Ending the stigma of female masturbation
December 13, 2018
Masturbation: in our culture, it’s often seen as the “she-who-must-not-be-named” of all actions.
At the drop of the “M-bomb,” you may experience an array of reactions: wonderful, gross, desperate, pleasurable, shameful. It might even make your shoulders tight and your face hot.
Regardless of your reaction, society has kept the conversation silent, especially for women.
According to the 2018 Tenga Global Self Pleasure Report, 76 percent of American women have masturbated, but it’s still culturally written off as just a “guy thing.”
Despite this statistic, the act of masturbation is unbelievably taboo, and in the midst of a period of widespread sexual liberation, there is still a stigma attached to what happens between a woman and herself.
A 2010 University of California study concluded that according to traditional gender-based sexual roles, sexual passivity is normalized for women and sexual agency is for men.
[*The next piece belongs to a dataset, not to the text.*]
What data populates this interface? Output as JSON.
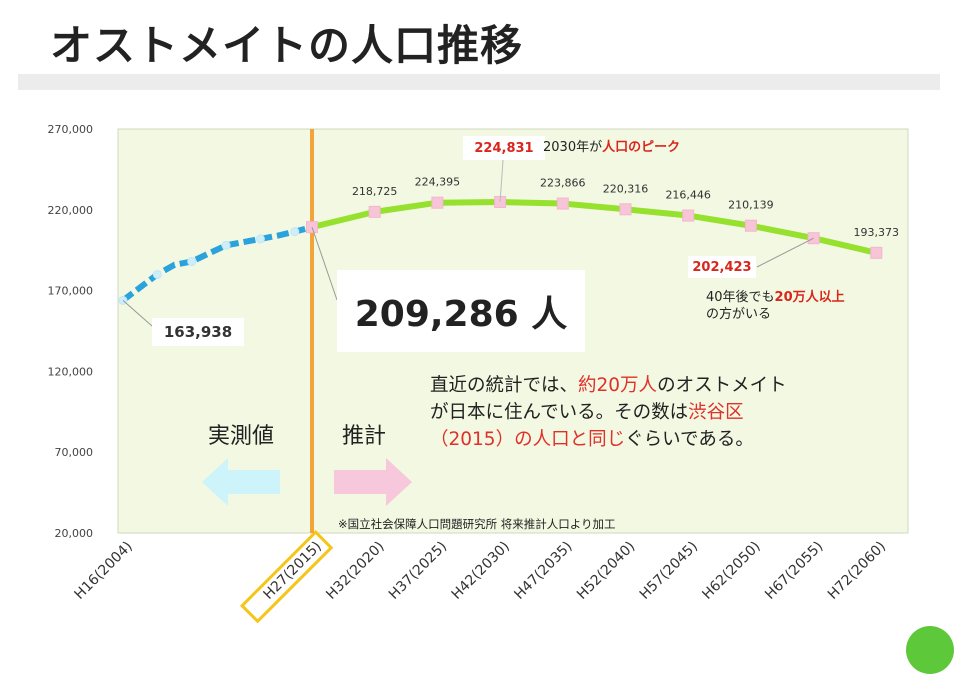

Conforming to these gender roles directly decreases sexual satisfaction for women, but does the opposite for males.
Labeling masturbation as a “guy thing” suggests that only boys are in pursuit of pleasure and that women could do with or without it.
The dirty connotation of female masturbation has made it perverted for male pleasure in pornography and in pop culture, leading women to feel shameful or selfish.
This is directly playing into the stereotype that a woman’s sexuality should be repressed until it’s somehow ignited by a man.
Meanwhile, in the real world women are owning it all damn day.
According to a 2015 Pennsylvania State University research study, women are more communicative on all sexual topics, except for masturbation, which men were generally far more open about.
It’s true, masturbation is a private thing, and no, it’s probably not the best casual conversation starter.
But it’s definitely worth recognizing that for both women and men, it’s a healthy and natural thing that, like sex, we either choose to do or not.
Simply thinking about the importance of your own pleasure is practicing sexual agency.
Being able to define yourself sexually, knowing what you want and what you don’t are important agents in accomplishing the goal you have going into a sexual encounter.
Women generally have been lacking sexual agency for decades, so to hush up the idea that women can and do, like men, derive pleasure from sex (or otherwise) is going against years of protected gender roles.
By playing into the stereotype, we are normalizing the idea that heterosexual sex is about a woman existing solely for male pleasure.
Women should be as unquestionably free to shamelessly explore and embrace their sexuality as men are.
So if you really want a cup of tea but there’s no one there to make it for you, great news, you can totally make it yourself.